The legislature isn't the only branch going along with Bush's environmental
assault. Because most of the administration's rollbacks take place behind the
scenes, in a series of bureaucratic nips and tucks to existing rules, they are
subject to challenge in federal court. But thanks to Bush's effort to stack
the bench with anti-regulatory ideologues, the judiciary isn't proving to be
much of an obstacle. In July, the D.C. Circuit Court of Appeals upheld the EPA's
decision not to regulate carbon-dioxide emissions. And in August, Judge Janice
Rogers Brown, one of the reactionary justices confirmed as part of the Senate
deal that defused the "nuclear option," refused to block implementation
of Bush's mercury rule.
Public outrage has forced the administration to give up a few of its wildest
schemes: "blending" raw sewage into drinking water, for example, or
exempting 20 million acres of wetlands from the Clean Water Act. But most of
Bush's efforts to gut the nation's environmental protections are so incremental,
they go unnoticed by the public -- even when they have far-reaching consequences.

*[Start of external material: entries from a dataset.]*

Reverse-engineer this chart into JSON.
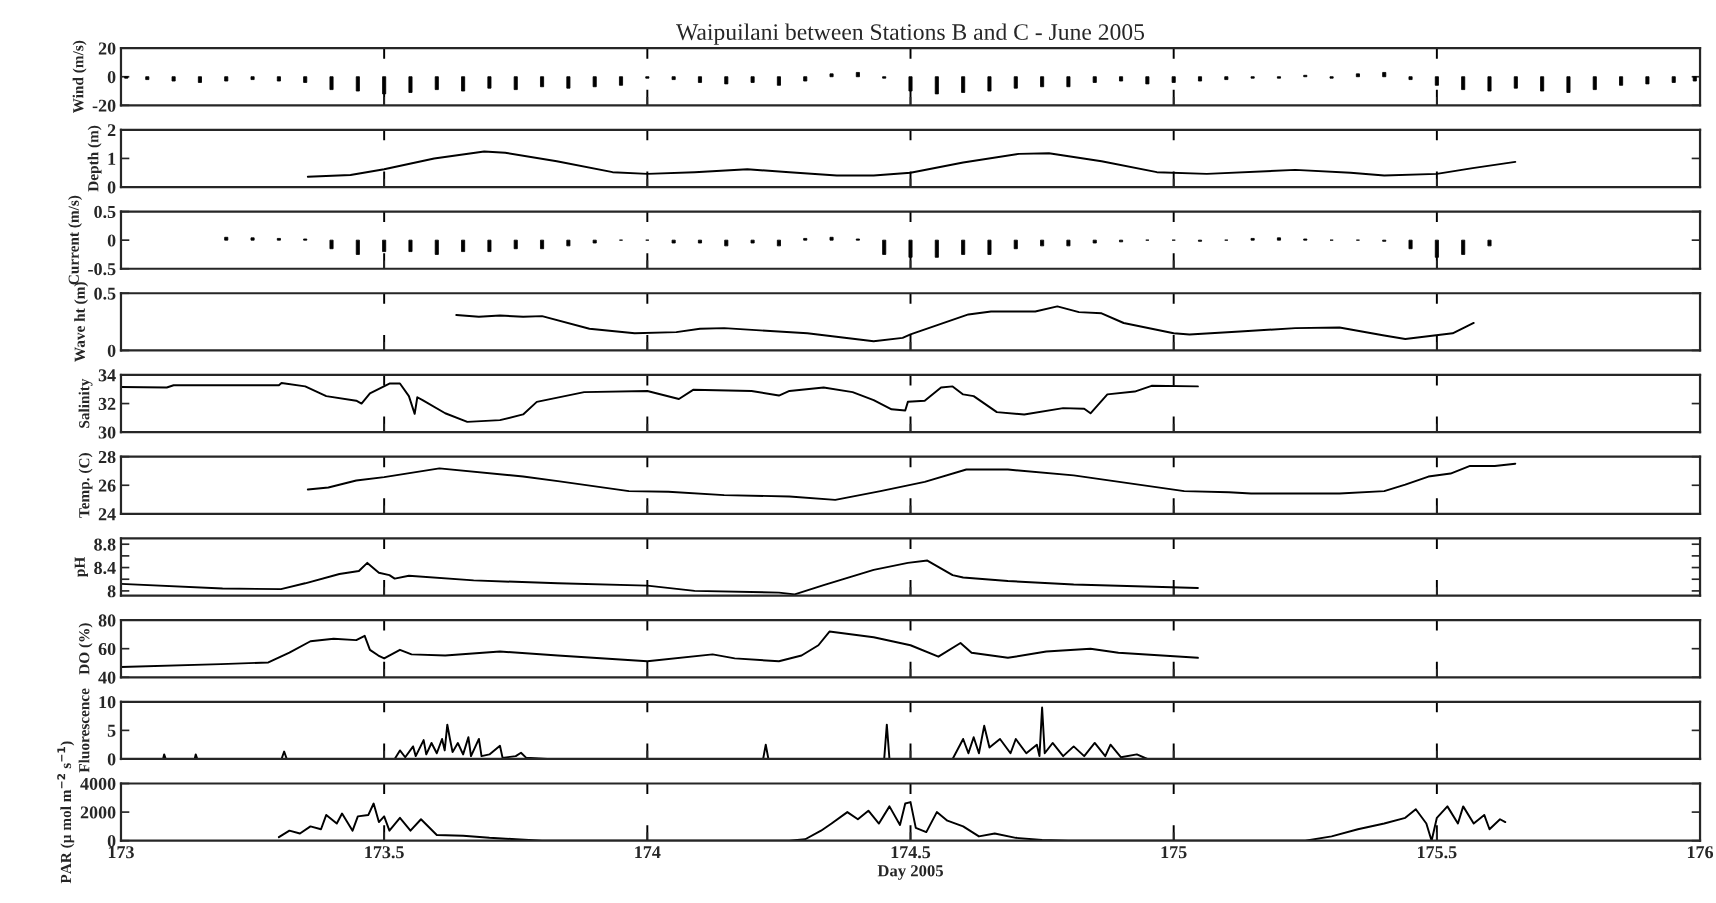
{
  "chart_data": [
    {
      "type": "bar",
      "title": "Waipuilani between Stations B and C - June 2005",
      "ylabel": "Wind (m/s)",
      "color": "#000000",
      "x": [
        173.01,
        173.05,
        173.1,
        173.15,
        173.2,
        173.25,
        173.3,
        173.35,
        173.4,
        173.45,
        173.5,
        173.55,
        173.6,
        173.65,
        173.7,
        173.75,
        173.8,
        173.85,
        173.9,
        173.95,
        174.0,
        174.05,
        174.1,
        174.15,
        174.2,
        174.25,
        174.3,
        174.35,
        174.4,
        174.45,
        174.5,
        174.55,
        174.6,
        174.65,
        174.7,
        174.75,
        174.8,
        174.85,
        174.9,
        174.95,
        175.0,
        175.05,
        175.1,
        175.15,
        175.2,
        175.25,
        175.3,
        175.35,
        175.4,
        175.45,
        175.5,
        175.55,
        175.6,
        175.65,
        175.7,
        175.75,
        175.8,
        175.85,
        175.9,
        175.95,
        175.99
      ],
      "values": [
        -1,
        -2,
        -3,
        -4,
        -3,
        -2,
        -3,
        -4,
        -9,
        -10,
        -12,
        -11,
        -9,
        -10,
        -8,
        -9,
        -7,
        -8,
        -7,
        -6,
        -1,
        -2,
        -4,
        -5,
        -4,
        -6,
        -3,
        2,
        3,
        -1,
        -10,
        -12,
        -11,
        -10,
        -8,
        -7,
        -7,
        -4,
        -3,
        -5,
        -4,
        -3,
        -2,
        -1,
        -1,
        1,
        -1,
        2,
        3,
        -2,
        -6,
        -9,
        -10,
        -8,
        -10,
        -11,
        -9,
        -6,
        -5,
        -4,
        -3
      ],
      "xlim": [
        173,
        176
      ],
      "xticks": [
        173,
        173.5,
        174,
        174.5,
        175,
        175.5,
        176
      ],
      "ylim": [
        -20,
        20
      ],
      "yticks": [
        -20,
        0,
        20
      ],
      "tick_labels": "y",
      "grid": "x"
    },
    {
      "type": "line",
      "ylabel": "Depth (m)",
      "color": "#000000",
      "x": [
        173.355,
        173.436,
        173.5,
        173.595,
        173.69,
        173.73,
        173.828,
        173.934,
        174.0,
        174.09,
        174.19,
        174.27,
        174.36,
        174.43,
        174.5,
        174.6,
        174.706,
        174.763,
        174.863,
        174.968,
        175.063,
        175.231,
        175.336,
        175.4,
        175.5,
        175.568,
        175.649
      ],
      "values": [
        0.36,
        0.42,
        0.62,
        1.0,
        1.24,
        1.2,
        0.9,
        0.52,
        0.46,
        0.52,
        0.62,
        0.52,
        0.4,
        0.4,
        0.5,
        0.86,
        1.16,
        1.18,
        0.9,
        0.52,
        0.46,
        0.6,
        0.5,
        0.4,
        0.46,
        0.66,
        0.88
      ],
      "xlim": [
        173,
        176
      ],
      "xticks": [
        173,
        173.5,
        174,
        174.5,
        175,
        175.5,
        176
      ],
      "ylim": [
        0,
        2
      ],
      "yticks": [
        0,
        1,
        2
      ],
      "tick_labels": "y",
      "grid": "x"
    },
    {
      "type": "bar",
      "ylabel": "Current (m/s)",
      "color": "#000000",
      "x": [
        173.2,
        173.25,
        173.3,
        173.35,
        173.4,
        173.45,
        173.5,
        173.55,
        173.6,
        173.65,
        173.7,
        173.75,
        173.8,
        173.85,
        173.9,
        173.95,
        174.0,
        174.05,
        174.1,
        174.15,
        174.2,
        174.25,
        174.3,
        174.35,
        174.4,
        174.45,
        174.5,
        174.55,
        174.6,
        174.65,
        174.7,
        174.75,
        174.8,
        174.85,
        174.9,
        174.95,
        175.0,
        175.05,
        175.1,
        175.15,
        175.2,
        175.25,
        175.3,
        175.35,
        175.4,
        175.45,
        175.5,
        175.55,
        175.6
      ],
      "values": [
        0.05,
        0.04,
        0.03,
        0.02,
        -0.15,
        -0.25,
        -0.2,
        -0.2,
        -0.25,
        -0.2,
        -0.2,
        -0.15,
        -0.15,
        -0.1,
        -0.05,
        0,
        0,
        -0.05,
        -0.05,
        -0.1,
        -0.05,
        -0.1,
        0.03,
        0.05,
        0.02,
        -0.25,
        -0.3,
        -0.3,
        -0.25,
        -0.25,
        -0.15,
        -0.1,
        -0.1,
        -0.05,
        -0.03,
        0,
        0,
        -0.02,
        0,
        0.03,
        0.04,
        0.02,
        0,
        0,
        -0.02,
        -0.15,
        -0.3,
        -0.25,
        -0.1
      ],
      "xlim": [
        173,
        176
      ],
      "xticks": [
        173,
        173.5,
        174,
        174.5,
        175,
        175.5,
        176
      ],
      "ylim": [
        -0.5,
        0.5
      ],
      "yticks": [
        -0.5,
        0,
        0.5
      ],
      "tick_labels": "y",
      "grid": "x"
    },
    {
      "type": "line",
      "ylabel": "Wave ht (m)",
      "color": "#000000",
      "x": [
        173.637,
        173.68,
        173.72,
        173.764,
        173.8,
        173.89,
        173.976,
        174.055,
        174.1,
        174.146,
        174.304,
        174.43,
        174.485,
        174.5,
        174.61,
        174.653,
        174.737,
        174.779,
        174.82,
        174.863,
        174.905,
        175.0,
        175.03,
        175.126,
        175.231,
        175.315,
        175.4,
        175.44,
        175.53,
        175.57
      ],
      "values": [
        0.31,
        0.295,
        0.305,
        0.295,
        0.3,
        0.19,
        0.15,
        0.16,
        0.19,
        0.195,
        0.15,
        0.08,
        0.11,
        0.14,
        0.315,
        0.34,
        0.34,
        0.385,
        0.335,
        0.325,
        0.24,
        0.15,
        0.14,
        0.165,
        0.195,
        0.2,
        0.13,
        0.1,
        0.15,
        0.24
      ],
      "xlim": [
        173,
        176
      ],
      "xticks": [
        173,
        173.5,
        174,
        174.5,
        175,
        175.5,
        176
      ],
      "ylim": [
        0,
        0.5
      ],
      "yticks": [
        0,
        0.5
      ],
      "tick_labels": "y",
      "grid": "x"
    },
    {
      "type": "line",
      "ylabel": "Salinity",
      "color": "#000000",
      "x": [
        173.0,
        173.087,
        173.1,
        173.3,
        173.305,
        173.35,
        173.39,
        173.447,
        173.457,
        173.473,
        173.51,
        173.53,
        173.547,
        173.558,
        173.563,
        173.573,
        173.616,
        173.658,
        173.72,
        173.764,
        173.79,
        173.88,
        174.0,
        174.06,
        174.087,
        174.198,
        174.25,
        174.27,
        174.335,
        174.39,
        174.43,
        174.464,
        174.49,
        174.495,
        174.527,
        174.558,
        174.58,
        174.6,
        174.62,
        174.664,
        174.716,
        174.79,
        174.83,
        174.842,
        174.874,
        174.926,
        174.958,
        175.046
      ],
      "values": [
        33.16,
        33.12,
        33.28,
        33.28,
        33.44,
        33.2,
        32.52,
        32.2,
        32.0,
        32.72,
        33.4,
        33.4,
        32.52,
        31.28,
        32.44,
        32.24,
        31.32,
        30.72,
        30.84,
        31.24,
        32.12,
        32.8,
        32.88,
        32.32,
        32.96,
        32.88,
        32.56,
        32.88,
        33.12,
        32.8,
        32.24,
        31.6,
        31.52,
        32.12,
        32.2,
        33.12,
        33.2,
        32.64,
        32.52,
        31.4,
        31.24,
        31.68,
        31.64,
        31.32,
        32.64,
        32.84,
        33.24,
        33.2
      ],
      "xlim": [
        173,
        176
      ],
      "xticks": [
        173,
        173.5,
        174,
        174.5,
        175,
        175.5,
        176
      ],
      "ylim": [
        30,
        34
      ],
      "yticks": [
        30,
        32,
        34
      ],
      "tick_labels": "y",
      "grid": "x"
    },
    {
      "type": "line",
      "ylabel": "Temp. (C)",
      "color": "#000000",
      "x": [
        173.355,
        173.394,
        173.447,
        173.5,
        173.605,
        173.764,
        173.83,
        173.965,
        174.04,
        174.146,
        174.27,
        174.357,
        174.443,
        174.527,
        174.606,
        174.685,
        174.81,
        175.02,
        175.105,
        175.147,
        175.315,
        175.4,
        175.44,
        175.484,
        175.526,
        175.563,
        175.61,
        175.649
      ],
      "values": [
        25.71,
        25.84,
        26.33,
        26.57,
        27.18,
        26.61,
        26.29,
        25.59,
        25.55,
        25.31,
        25.22,
        24.98,
        25.59,
        26.24,
        27.1,
        27.1,
        26.69,
        25.59,
        25.51,
        25.43,
        25.43,
        25.59,
        26.04,
        26.61,
        26.82,
        27.35,
        27.35,
        27.51
      ],
      "xlim": [
        173,
        176
      ],
      "xticks": [
        173,
        173.5,
        174,
        174.5,
        175,
        175.5,
        176
      ],
      "ylim": [
        24,
        28
      ],
      "yticks": [
        24,
        26,
        28
      ],
      "tick_labels": "y",
      "grid": "x"
    },
    {
      "type": "line",
      "ylabel": "pH",
      "color": "#000000",
      "x": [
        173.0,
        173.193,
        173.304,
        173.35,
        173.415,
        173.452,
        173.468,
        173.49,
        173.51,
        173.52,
        173.547,
        173.67,
        173.83,
        174.0,
        174.09,
        174.25,
        174.28,
        174.335,
        174.43,
        174.495,
        174.532,
        174.58,
        174.6,
        174.685,
        174.81,
        175.046
      ],
      "values": [
        8.12,
        8.04,
        8.03,
        8.13,
        8.29,
        8.34,
        8.48,
        8.31,
        8.27,
        8.21,
        8.26,
        8.18,
        8.13,
        8.09,
        8.0,
        7.97,
        7.94,
        8.1,
        8.36,
        8.48,
        8.52,
        8.27,
        8.23,
        8.17,
        8.11,
        8.05
      ],
      "xlim": [
        173,
        176
      ],
      "xticks": [
        173,
        173.5,
        174,
        174.5,
        175,
        175.5,
        176
      ],
      "ylim": [
        7.92,
        8.9
      ],
      "yticks": [
        8,
        {
          "value": 8.2,
          "label": null
        },
        8.4,
        {
          "value": 8.6,
          "label": null
        },
        8.8
      ],
      "tick_labels": "y",
      "grid": "x"
    },
    {
      "type": "line",
      "ylabel": "DO (%)",
      "color": "#000000",
      "x": [
        173.0,
        173.19,
        173.28,
        173.32,
        173.36,
        173.404,
        173.447,
        173.463,
        173.473,
        173.489,
        173.5,
        173.53,
        173.552,
        173.616,
        173.72,
        173.83,
        174.0,
        174.124,
        174.166,
        174.25,
        174.293,
        174.325,
        174.346,
        174.43,
        174.5,
        174.553,
        174.595,
        174.616,
        174.685,
        174.758,
        174.842,
        174.895,
        175.046
      ],
      "values": [
        47.2,
        49.2,
        50.4,
        57.2,
        65.2,
        67,
        66,
        69,
        59.2,
        55.2,
        53.2,
        59.2,
        56,
        55.2,
        58,
        55.2,
        51.2,
        56,
        53.2,
        51.2,
        55.2,
        62.4,
        72,
        68,
        62.4,
        54.4,
        64,
        57.2,
        53.6,
        58,
        60,
        57.2,
        53.6
      ],
      "xlim": [
        173,
        176
      ],
      "xticks": [
        173,
        173.5,
        174,
        174.5,
        175,
        175.5,
        176
      ],
      "ylim": [
        40,
        80
      ],
      "yticks": [
        40,
        60,
        80
      ],
      "tick_labels": "y",
      "grid": "x"
    },
    {
      "type": "line",
      "ylabel": "Fluorescence",
      "color": "#000000",
      "x": [
        173.08,
        173.082,
        173.085,
        173.14,
        173.142,
        173.145,
        173.305,
        173.31,
        173.315,
        173.52,
        173.53,
        173.54,
        173.555,
        173.56,
        173.575,
        173.58,
        173.59,
        173.6,
        173.61,
        173.615,
        173.62,
        173.625,
        173.63,
        173.64,
        173.65,
        173.66,
        173.665,
        173.68,
        173.685,
        173.7,
        173.72,
        173.725,
        173.75,
        173.76,
        173.77,
        173.81,
        174.0,
        174.22,
        174.225,
        174.23,
        174.45,
        174.455,
        174.46,
        174.58,
        174.6,
        174.61,
        174.62,
        174.63,
        174.64,
        174.65,
        174.67,
        174.69,
        174.7,
        174.72,
        174.74,
        174.745,
        174.75,
        174.755,
        174.77,
        174.79,
        174.81,
        174.83,
        174.85,
        174.87,
        174.88,
        174.9,
        174.93,
        174.95
      ],
      "values": [
        0,
        0.8,
        0,
        0,
        0.8,
        0,
        0,
        1.3,
        0,
        0,
        1.5,
        0.3,
        2.2,
        0.5,
        3.3,
        0.8,
        2.8,
        1.0,
        3.5,
        1.5,
        6.0,
        3.5,
        1.2,
        2.8,
        0.8,
        3.8,
        0.5,
        3.5,
        0.5,
        0.8,
        2.3,
        0.2,
        0.5,
        1.1,
        0.2,
        0,
        0,
        0,
        2.5,
        0,
        0,
        6.0,
        0,
        0,
        3.5,
        1.0,
        3.8,
        1.0,
        5.8,
        2.0,
        3.5,
        1.0,
        3.5,
        1.0,
        2.5,
        0.5,
        9.0,
        1.0,
        2.8,
        0.5,
        2.2,
        0.5,
        2.8,
        0.5,
        2.5,
        0.3,
        0.8,
        0
      ],
      "xlim": [
        173,
        176
      ],
      "xticks": [
        173,
        173.5,
        174,
        174.5,
        175,
        175.5,
        176
      ],
      "ylim": [
        0,
        10
      ],
      "yticks": [
        0,
        5,
        10
      ],
      "tick_labels": "y",
      "grid": "x"
    },
    {
      "type": "line",
      "ylabel": "PAR (µ mol m$^{−2}$ s$^{−1}$)",
      "xlabel": "Day 2005",
      "color": "#000000",
      "x": [
        173.3,
        173.32,
        173.34,
        173.36,
        173.38,
        173.39,
        173.41,
        173.42,
        173.44,
        173.45,
        173.47,
        173.48,
        173.49,
        173.5,
        173.51,
        173.53,
        173.55,
        173.57,
        173.6,
        173.65,
        173.7,
        173.75,
        173.8,
        174.27,
        174.3,
        174.33,
        174.35,
        174.38,
        174.4,
        174.42,
        174.44,
        174.46,
        174.48,
        174.49,
        174.5,
        174.51,
        174.53,
        174.55,
        174.57,
        174.6,
        174.63,
        174.66,
        174.7,
        174.75,
        174.8,
        175.25,
        175.3,
        175.35,
        175.4,
        175.44,
        175.46,
        175.48,
        175.49,
        175.5,
        175.52,
        175.54,
        175.55,
        175.57,
        175.59,
        175.6,
        175.62,
        175.63
      ],
      "values": [
        250,
        700,
        500,
        1000,
        800,
        1800,
        1200,
        1900,
        700,
        1700,
        1800,
        2600,
        1300,
        1700,
        700,
        1600,
        700,
        1500,
        400,
        350,
        200,
        100,
        0,
        0,
        100,
        700,
        1200,
        2000,
        1500,
        2100,
        1200,
        2400,
        1100,
        2600,
        2700,
        900,
        600,
        2000,
        1400,
        1000,
        300,
        500,
        200,
        50,
        0,
        0,
        300,
        800,
        1200,
        1600,
        2200,
        1200,
        0,
        1600,
        2400,
        1200,
        2400,
        1200,
        1800,
        800,
        1500,
        1300
      ],
      "xlim": [
        173,
        176
      ],
      "xticks": [
        173,
        173.5,
        174,
        174.5,
        175,
        175.5,
        176
      ],
      "ylim": [
        0,
        4000
      ],
      "yticks": [
        0,
        2000,
        4000
      ],
      "grid": "x"
    }
  ]
}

In August, the Forest Service quietly adjusted the numbers it uses to weigh
the benefits of logging vs. tourism, slashing the "recreational value"
of the forests by $100 billion. The EPA went a step further: Under its old cost-benefit
formula, the agency valued each human life saved from toxic pollution at $6.1
million. But thanks to a new rule, the cost of polluting people to death has
plummeted: Under Bush, your life has officially been devalued by $2.4 million.